Published by McGraw-Hill Australia (2003)
ISBN: 0-0714-0925-4. 314 pages plus index.
While there is a plethora of breast cancer information resources for women and their families, some gaps remain. Fighting for our future, based on an earlier US Lifetime Television documentary, aims to fill one such gap. In writing this book for young women with breast cancer, the author is supported by an expert medical advisory board.
Given their relative youth and earlier life stage, breast cancer presents young women with particular physical, medical and emotional challenges. This book addresses many of these challenges. In particular it helps to address the isolation that many young women with breast cancer experience. Throughout the book, the voices of young women carry the central message: you are not alone.
The book addresses an extensive range of topics including: screening and diagnosis, treatment options, alternative and complementary methods of healing, support issues, body image, sexuality, fertility; workplace issues, recurrence, and breast cancer advocacy.
Each chapter provides significant details on a range of issues, drawing on both medical expertise and women’s experience.
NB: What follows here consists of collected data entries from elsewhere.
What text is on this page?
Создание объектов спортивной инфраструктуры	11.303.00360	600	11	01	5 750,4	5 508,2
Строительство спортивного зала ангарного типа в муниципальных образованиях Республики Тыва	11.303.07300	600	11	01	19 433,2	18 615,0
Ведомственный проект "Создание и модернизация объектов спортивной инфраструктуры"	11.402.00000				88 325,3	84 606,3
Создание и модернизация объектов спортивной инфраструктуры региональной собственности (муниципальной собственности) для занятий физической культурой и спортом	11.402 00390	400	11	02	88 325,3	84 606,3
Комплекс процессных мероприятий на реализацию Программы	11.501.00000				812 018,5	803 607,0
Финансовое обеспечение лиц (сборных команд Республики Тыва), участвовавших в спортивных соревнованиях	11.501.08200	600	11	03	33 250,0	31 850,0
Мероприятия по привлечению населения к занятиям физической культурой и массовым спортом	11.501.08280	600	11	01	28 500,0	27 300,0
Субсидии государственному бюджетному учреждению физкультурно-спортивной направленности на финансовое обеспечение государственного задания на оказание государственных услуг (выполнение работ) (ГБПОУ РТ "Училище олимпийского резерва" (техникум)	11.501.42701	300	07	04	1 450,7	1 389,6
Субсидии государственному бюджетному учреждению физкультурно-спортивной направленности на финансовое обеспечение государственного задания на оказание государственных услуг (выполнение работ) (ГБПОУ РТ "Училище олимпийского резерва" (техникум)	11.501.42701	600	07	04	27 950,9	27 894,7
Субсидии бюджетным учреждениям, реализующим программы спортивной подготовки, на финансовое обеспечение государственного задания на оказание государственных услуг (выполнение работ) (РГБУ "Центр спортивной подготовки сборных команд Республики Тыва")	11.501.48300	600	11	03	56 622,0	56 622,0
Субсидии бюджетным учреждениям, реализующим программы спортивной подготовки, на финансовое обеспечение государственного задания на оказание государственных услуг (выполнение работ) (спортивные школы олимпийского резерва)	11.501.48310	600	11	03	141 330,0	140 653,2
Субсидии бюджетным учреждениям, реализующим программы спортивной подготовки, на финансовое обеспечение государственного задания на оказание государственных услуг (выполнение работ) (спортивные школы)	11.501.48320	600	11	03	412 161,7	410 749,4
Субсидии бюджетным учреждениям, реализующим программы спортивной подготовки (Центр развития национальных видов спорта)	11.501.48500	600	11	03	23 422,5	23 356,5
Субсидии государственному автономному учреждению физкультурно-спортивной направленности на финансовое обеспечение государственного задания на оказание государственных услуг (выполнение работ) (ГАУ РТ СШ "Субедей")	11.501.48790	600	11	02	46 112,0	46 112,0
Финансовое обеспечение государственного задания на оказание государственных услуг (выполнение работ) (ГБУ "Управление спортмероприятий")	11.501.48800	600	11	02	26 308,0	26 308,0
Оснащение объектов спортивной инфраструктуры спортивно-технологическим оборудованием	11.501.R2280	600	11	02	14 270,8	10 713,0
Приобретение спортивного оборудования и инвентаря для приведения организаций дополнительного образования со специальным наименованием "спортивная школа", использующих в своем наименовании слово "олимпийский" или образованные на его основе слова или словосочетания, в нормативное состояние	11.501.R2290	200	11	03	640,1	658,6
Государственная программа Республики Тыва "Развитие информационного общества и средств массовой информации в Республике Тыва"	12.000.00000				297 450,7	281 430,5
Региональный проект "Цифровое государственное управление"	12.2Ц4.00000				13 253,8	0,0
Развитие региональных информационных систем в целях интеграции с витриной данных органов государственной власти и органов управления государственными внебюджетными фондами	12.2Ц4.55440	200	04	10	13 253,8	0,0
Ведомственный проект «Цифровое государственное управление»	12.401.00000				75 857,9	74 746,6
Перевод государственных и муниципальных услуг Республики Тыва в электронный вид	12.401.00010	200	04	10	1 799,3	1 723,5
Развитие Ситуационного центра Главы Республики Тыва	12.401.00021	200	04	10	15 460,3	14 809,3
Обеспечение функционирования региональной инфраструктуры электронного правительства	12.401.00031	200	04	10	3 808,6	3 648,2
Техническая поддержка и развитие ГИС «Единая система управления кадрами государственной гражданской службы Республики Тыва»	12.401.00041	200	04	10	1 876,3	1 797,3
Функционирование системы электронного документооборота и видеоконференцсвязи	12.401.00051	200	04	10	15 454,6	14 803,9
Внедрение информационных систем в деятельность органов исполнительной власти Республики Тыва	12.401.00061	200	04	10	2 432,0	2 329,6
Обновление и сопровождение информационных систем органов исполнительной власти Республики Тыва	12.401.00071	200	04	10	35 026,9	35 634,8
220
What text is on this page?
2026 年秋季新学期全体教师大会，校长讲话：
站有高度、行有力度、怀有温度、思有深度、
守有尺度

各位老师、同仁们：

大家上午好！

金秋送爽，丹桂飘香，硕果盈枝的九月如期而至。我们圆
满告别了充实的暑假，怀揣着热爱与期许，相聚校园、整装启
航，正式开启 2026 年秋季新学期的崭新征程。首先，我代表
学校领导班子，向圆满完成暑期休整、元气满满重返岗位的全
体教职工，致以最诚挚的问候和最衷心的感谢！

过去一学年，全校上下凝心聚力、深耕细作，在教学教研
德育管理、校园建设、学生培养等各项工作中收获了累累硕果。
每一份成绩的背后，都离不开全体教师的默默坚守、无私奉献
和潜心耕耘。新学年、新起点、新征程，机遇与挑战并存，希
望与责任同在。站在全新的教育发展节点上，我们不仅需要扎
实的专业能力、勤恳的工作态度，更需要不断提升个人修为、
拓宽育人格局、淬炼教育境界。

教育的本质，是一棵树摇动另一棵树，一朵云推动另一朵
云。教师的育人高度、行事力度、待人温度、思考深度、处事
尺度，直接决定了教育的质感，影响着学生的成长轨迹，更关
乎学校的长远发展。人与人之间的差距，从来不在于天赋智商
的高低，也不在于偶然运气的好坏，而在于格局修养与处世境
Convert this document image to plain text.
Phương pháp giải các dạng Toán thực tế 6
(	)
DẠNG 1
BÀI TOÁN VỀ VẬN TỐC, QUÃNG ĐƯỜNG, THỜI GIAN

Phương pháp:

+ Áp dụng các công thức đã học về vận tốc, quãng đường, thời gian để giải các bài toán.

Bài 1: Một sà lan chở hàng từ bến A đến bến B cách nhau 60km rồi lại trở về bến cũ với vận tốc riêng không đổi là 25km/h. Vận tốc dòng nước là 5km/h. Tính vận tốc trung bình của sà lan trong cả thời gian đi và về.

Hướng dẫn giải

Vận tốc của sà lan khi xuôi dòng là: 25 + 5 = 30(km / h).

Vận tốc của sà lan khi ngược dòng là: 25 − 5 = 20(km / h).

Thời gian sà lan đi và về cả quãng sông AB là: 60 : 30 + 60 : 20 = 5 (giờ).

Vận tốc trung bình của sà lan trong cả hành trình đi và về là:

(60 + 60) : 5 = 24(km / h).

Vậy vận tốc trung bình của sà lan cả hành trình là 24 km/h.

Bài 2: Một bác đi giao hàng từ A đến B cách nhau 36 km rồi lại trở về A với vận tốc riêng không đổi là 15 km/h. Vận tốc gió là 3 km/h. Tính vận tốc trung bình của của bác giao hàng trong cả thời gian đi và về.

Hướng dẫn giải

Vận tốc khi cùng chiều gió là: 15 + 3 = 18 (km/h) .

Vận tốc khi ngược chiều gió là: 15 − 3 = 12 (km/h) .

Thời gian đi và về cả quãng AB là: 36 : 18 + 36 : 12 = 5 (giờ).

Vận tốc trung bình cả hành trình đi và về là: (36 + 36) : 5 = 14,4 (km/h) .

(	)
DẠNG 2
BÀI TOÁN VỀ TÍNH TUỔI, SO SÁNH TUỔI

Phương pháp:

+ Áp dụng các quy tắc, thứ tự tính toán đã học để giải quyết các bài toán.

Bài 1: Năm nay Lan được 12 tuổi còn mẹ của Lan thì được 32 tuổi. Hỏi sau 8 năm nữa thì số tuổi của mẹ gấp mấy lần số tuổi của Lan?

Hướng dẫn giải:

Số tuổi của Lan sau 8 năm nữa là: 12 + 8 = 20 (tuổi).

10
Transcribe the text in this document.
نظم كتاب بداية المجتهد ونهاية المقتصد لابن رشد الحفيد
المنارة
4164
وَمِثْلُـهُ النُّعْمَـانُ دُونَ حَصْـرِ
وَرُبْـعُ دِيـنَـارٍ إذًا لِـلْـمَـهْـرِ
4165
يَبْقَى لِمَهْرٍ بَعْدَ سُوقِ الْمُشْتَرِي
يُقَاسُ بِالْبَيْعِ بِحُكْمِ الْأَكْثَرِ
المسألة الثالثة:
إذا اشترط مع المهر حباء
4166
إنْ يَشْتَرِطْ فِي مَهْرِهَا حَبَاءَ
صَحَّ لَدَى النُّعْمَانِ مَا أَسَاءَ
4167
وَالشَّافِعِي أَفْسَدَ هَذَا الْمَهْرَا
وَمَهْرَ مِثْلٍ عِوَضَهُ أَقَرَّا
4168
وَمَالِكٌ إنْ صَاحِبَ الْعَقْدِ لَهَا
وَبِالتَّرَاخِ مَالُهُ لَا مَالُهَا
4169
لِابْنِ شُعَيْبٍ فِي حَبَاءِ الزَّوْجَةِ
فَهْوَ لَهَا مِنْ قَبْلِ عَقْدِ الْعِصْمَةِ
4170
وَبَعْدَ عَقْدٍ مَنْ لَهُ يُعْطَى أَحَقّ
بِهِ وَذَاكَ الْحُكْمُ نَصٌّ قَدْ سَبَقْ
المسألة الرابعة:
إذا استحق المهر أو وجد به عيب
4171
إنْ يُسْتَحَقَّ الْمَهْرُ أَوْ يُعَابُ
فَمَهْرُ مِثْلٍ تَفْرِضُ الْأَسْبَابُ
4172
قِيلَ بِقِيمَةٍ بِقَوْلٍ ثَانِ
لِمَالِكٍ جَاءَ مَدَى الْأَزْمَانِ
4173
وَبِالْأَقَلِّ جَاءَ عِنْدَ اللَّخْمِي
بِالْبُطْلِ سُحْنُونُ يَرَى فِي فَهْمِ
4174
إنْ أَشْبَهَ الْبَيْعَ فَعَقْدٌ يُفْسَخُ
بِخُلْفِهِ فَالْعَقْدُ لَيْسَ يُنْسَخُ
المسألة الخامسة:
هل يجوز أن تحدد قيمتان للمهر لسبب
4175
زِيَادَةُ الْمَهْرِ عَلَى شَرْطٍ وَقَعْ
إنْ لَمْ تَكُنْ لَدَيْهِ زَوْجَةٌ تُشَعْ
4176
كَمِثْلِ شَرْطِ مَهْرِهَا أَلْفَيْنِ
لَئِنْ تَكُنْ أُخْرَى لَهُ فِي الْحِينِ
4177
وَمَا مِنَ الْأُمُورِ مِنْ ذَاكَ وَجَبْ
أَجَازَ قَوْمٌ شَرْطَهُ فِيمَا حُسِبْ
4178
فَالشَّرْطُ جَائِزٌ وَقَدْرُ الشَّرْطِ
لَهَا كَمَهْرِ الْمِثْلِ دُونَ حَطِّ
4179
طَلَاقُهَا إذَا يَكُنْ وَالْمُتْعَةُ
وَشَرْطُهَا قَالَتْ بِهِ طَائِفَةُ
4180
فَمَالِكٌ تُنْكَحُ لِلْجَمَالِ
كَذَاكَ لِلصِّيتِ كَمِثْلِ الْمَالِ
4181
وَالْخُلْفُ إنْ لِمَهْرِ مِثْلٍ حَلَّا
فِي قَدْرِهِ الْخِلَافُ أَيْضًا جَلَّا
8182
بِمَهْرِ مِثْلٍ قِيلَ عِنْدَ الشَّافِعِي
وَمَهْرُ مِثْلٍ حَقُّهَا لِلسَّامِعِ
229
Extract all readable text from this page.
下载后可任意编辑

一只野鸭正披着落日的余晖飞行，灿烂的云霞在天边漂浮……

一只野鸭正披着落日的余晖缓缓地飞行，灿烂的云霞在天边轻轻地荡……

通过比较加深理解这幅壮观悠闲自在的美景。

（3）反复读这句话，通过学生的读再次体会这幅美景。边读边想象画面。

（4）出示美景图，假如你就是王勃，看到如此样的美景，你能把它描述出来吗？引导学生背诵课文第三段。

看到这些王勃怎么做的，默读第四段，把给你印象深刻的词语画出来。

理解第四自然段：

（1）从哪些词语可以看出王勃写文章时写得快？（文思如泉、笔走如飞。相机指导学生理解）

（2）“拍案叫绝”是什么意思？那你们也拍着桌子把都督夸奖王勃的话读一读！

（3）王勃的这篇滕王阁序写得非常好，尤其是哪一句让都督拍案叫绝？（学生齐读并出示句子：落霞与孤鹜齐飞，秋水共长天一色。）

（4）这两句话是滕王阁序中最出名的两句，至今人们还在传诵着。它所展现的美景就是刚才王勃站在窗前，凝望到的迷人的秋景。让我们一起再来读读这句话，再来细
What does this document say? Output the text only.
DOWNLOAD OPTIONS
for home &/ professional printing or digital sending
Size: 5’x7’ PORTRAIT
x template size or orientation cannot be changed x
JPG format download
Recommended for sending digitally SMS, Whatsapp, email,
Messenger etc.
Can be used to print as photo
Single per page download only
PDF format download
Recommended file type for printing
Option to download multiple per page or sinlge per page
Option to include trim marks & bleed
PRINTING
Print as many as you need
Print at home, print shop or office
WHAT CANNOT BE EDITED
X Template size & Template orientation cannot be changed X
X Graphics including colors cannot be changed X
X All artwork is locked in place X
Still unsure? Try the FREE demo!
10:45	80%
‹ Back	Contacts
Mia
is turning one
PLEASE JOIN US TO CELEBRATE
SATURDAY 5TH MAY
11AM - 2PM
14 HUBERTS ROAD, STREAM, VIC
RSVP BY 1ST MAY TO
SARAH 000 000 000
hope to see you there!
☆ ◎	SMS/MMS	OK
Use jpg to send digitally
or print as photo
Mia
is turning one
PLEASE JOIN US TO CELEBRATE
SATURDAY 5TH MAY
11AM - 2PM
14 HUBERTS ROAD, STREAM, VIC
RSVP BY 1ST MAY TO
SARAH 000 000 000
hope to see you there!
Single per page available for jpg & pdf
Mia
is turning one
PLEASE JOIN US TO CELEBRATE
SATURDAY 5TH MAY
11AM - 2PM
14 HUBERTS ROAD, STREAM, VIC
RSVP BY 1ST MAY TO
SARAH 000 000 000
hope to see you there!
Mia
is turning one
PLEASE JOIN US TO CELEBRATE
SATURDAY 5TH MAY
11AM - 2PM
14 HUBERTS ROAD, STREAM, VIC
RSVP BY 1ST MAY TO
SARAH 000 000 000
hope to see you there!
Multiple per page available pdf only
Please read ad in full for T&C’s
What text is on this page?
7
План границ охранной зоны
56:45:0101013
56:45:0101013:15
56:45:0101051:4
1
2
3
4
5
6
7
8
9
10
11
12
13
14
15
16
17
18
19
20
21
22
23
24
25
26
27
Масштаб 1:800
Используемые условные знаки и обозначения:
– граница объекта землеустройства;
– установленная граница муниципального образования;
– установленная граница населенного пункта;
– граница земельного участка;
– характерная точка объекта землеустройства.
The books emphasis is to provide information from varying and sometimes opposing perspectives, and aims to give women the information that they can use when talking with their practitioner. Key features of each chapter are the highlighted checklist of questions, useful tips and women’s stories.
The chapters on psychosocial support, body image, relationships and sexuality, and fertility and pregnancy stand out. They address critical issues for young women that remain with them long after treatment has been completed. The chapter on reconstruction deals well with the issue of implants, the silicone controversy and different types of flap surgery. However some of the flap techniques discussed are not used regularly in Australia and may lead to confusion.
In its conversational style, the book relies on the views given by individual eminent medical experts. At times I would have preferred stronger articulation on the level of evidence underpinning their views, rather than just the expert’s stated academic qualifications and/or professional roles. Given the increasing focus on evidence-based medicine, some general discussion on levels of evidence also would have been useful for readers.
While this book provides very relevant information for young Australian women with breast cancer, an obvious limitation is its focus on the US health system. While containing some useful generic information, the workplace chapters strong focus on US workplace legislative and appeal processes also makes it less relevant to the Australian reader.
Finally, the book is long (300 pages) and would have benefited from more rigorous editing and some illustrations.
Inspite of these limitations, this book is a useful addition to the resources for young women with breast cancer and others. While relevant at any time, it may be particularly helpful when early treatment is completed and women have time to make sense of their experiences and to explore the implications of breast cancer and its treatment on their future lives.